If I were to pack my arrays of positions into a vector, i.e vector<float[3]*> would VertexPointer be able to iterate through it properly? If not, would it be able to read a vector<float> similar to the array you sugested {v1_x, v1_y, v1_z, v2_x, etc…}? It would be quite a hassle to try and manage an array of vertices in my case as I am constantly adding and removing items from the vertList. And I cant see creating one

std::vector uses an array as its internal data structure which you can access by std::vector<T>::data() which returns a pointer to T (or T*). Using a std::vector<float> which contains every component of every vertex is fine.

std::vector<float[3]*> is not a legal declaration, so it’s right out of the question.

It would be quite a hassle to try and manage an array of vertices in my case as I am constantly adding and removing items from the vertList.
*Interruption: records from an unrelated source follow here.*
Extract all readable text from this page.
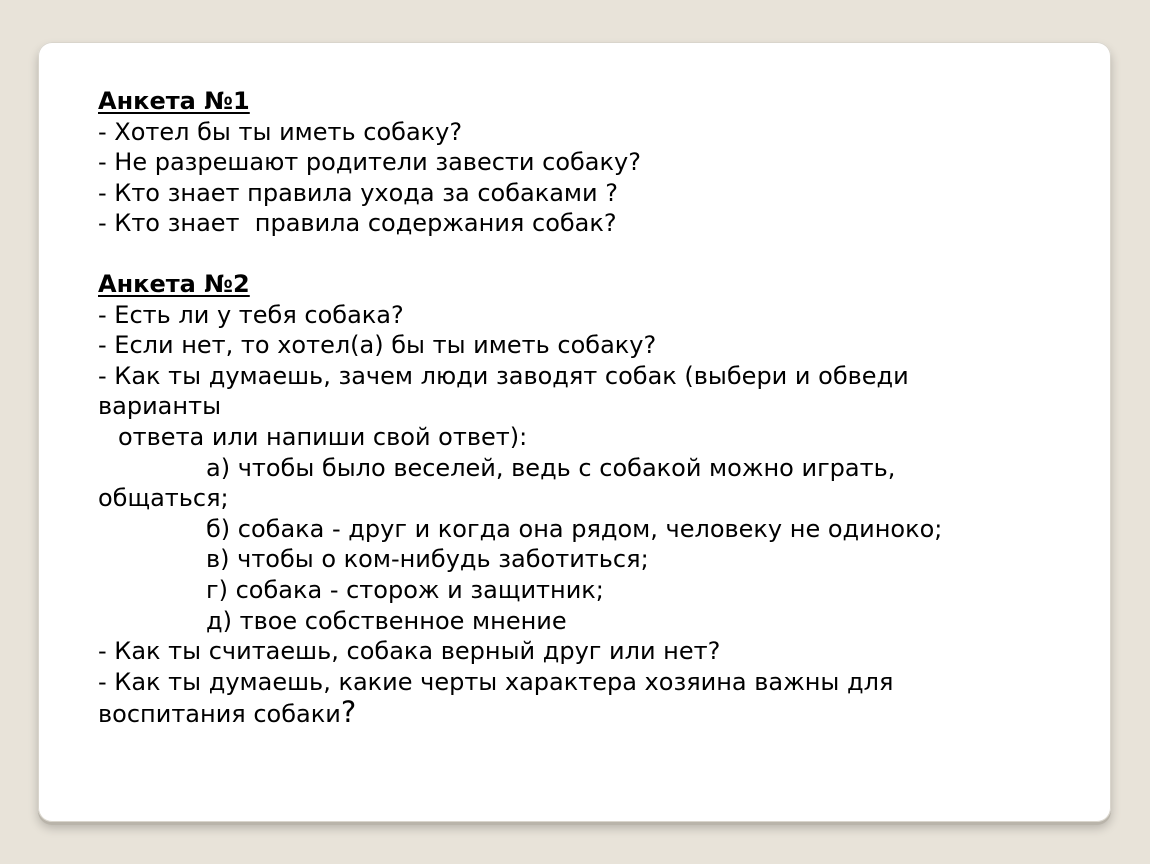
Анкета №1

- Хотел бы ты иметь собаку?

- Не разрешают родители завести собаку?

- Кто знает правила ухода за собаками ?

- Кто знает  правила содержания собак?

Анкета №2

- Есть ли у тебя собака?

- Если нет, то хотел(а) бы ты иметь собаку?

- Как ты думаешь, зачем люди заводят собак (выбери и обведи

варианты

ответа или напиши свой ответ):

а) чтобы было веселей, ведь с собакой можно играть,

общаться;

б) собака - друг и когда она рядом, человеку не одиноко;

в) чтобы о ком-нибудь заботиться;

г) собака - сторож и защитник;

д) твое собственное мнение

- Как ты считаешь, собака верный друг или нет?

- Как ты думаешь, какие черты характера хозяина важны для

воспитания собаки?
You’re not getting around passing a pointer and additional information to determine which memory locations to access. What do you want to do, what’s the concrete problem you’re facing?

Edit: BTW, you cannot use std::vector<float[3]> either! You generally can’t use arrays as template arguments of STL containers since types designated by the arguments must be copy constructible and assignable.
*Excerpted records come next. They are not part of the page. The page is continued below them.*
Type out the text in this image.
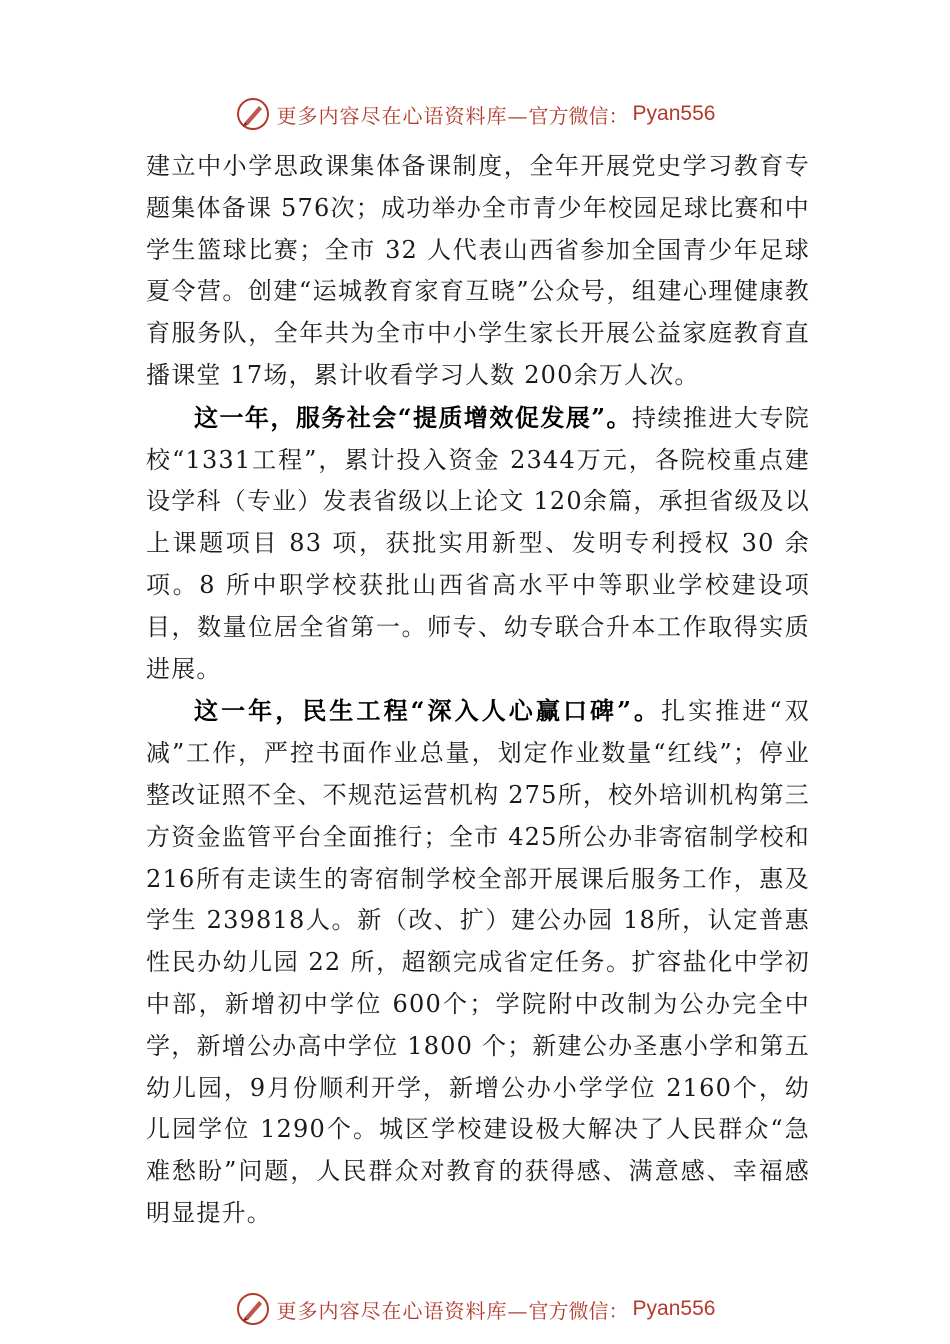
更多内容尽在心语资料库— 官方微信： Pyan556

建立中小学思政课集体备课制度，全年开展党史学习教育专题集体备课 576次；成功举办全市青少年校园足球比赛和中学生篮球比赛；全市 32 人代表山西省参加全国青少年足球夏令营。创建“运城教育家育互晓”公众号，组建心理健康教育服务队，全年共为全市中小学生家长开展公益家庭教育直播课堂 17场，累计收看学习人数 200余万人次。

这一年，服务社会“提质增效促发展”。持续推进大专院校“1331工程”，累计投入资金 2344万元，各院校重点建设学科（专业）发表省级以上论文 120余篇，承担省级及以上课题项目 83 项，获批实用新型、发明专利授权 30 余项。8 所中职学校获批山西省高水平中等职业学校建设项目，数量位居全省第一。师专、幼专联合升本工作取得实质进展。

这一年，民生工程“深入人心赢口碑”。扎实推进“双减”工作，严控书面作业总量，划定作业数量“红线”；停业整改证照不全、不规范运营机构 275所，校外培训机构第三方资金监管平台全面推行；全市 425所公办非寄宿制学校和 216所有走读生的寄宿制学校全部开展课后服务工作，惠及学生 239818人。新（改、扩）建公办园 18所，认定普惠性民办幼儿园 22 所，超额完成省定任务。扩容盐化中学初中部，新增初中学位 600个；学院附中改制为公办完全中学，新增公办高中学位 1800 个；新建公办圣惠小学和第五幼儿园，9月份顺利开学，新增公办小学学位 2160个，幼儿园学位 1290个。城区学校建设极大解决了人民群众“急难愁盼”问题，人民群众对教育的获得感、满意感、幸福感明显提升。

更多内容尽在心语资料库— 官方微信： Pyan556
Millions of points with new ones being added rapidly. I cant really afford to manually iterate through them every frame due to cost. I would prefer to store them in a struct for easy sorting. Whats my best option?(OpenGL 1.4)

Hi,

Did you able to manage to implement “Millions of points with new ones being added rapidly.” ? If so, can you guide me how did you do that? Also did you try dynamic deleting the points?

Thanks

If you can, using a VBO is most efficient (see my other noob thread here). In my case I has to have this program perform on older machines so I ended up using a Vertex array. My issue with the vertex array was that I had improperly synchronized my threads.

In the end I had other threads working on receiving new points and then storing them in a queue, when the drawing thread was ready to draw, it would fetch all the new points and store them in a vertex. I would then pass the vertex(by reference of course) to a draw points function similar to this one.
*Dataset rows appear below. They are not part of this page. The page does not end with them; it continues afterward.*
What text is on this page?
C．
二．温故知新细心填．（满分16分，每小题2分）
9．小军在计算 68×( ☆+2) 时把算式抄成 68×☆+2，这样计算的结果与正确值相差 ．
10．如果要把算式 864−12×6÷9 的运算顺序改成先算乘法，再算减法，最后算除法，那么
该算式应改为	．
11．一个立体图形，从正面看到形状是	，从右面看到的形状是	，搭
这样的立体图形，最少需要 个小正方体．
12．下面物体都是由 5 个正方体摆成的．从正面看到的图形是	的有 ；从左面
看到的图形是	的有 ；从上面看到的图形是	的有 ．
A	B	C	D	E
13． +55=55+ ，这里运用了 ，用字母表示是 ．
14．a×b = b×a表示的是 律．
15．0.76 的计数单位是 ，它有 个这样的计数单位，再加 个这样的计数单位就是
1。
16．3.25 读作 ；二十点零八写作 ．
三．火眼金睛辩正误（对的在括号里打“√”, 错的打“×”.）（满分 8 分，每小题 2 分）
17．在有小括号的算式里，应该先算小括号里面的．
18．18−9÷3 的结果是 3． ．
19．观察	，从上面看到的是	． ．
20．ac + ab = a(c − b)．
GLvoid DrawPoints(vector<float> vertArray, vector<float> colorArray)
{
   glEnableClientState (GL_VERTEX_ARRAY);
   glEnableClientState (GL_COLOR_ARRAY);

       glVertexPointer (2, GL_FLOAT, sizeof (vertArray), vertArray);
       glColorPointer (3, GL_FLOAT, sizeof (colorArray), colorArray);
       
       glDrawArrays (GL_POINTS, 0, vertArray.size() / 2; // the vertArray is ordered (X,Y,X,Y,X,Y,...)

    glDisableClientState (GL_VERTEX_ARRAY);
    glDisableClientState (GL_COLOR_ARRAY);
}

I did originally have it dynamically deleting points, but OpenGL does it more efficiently every draw.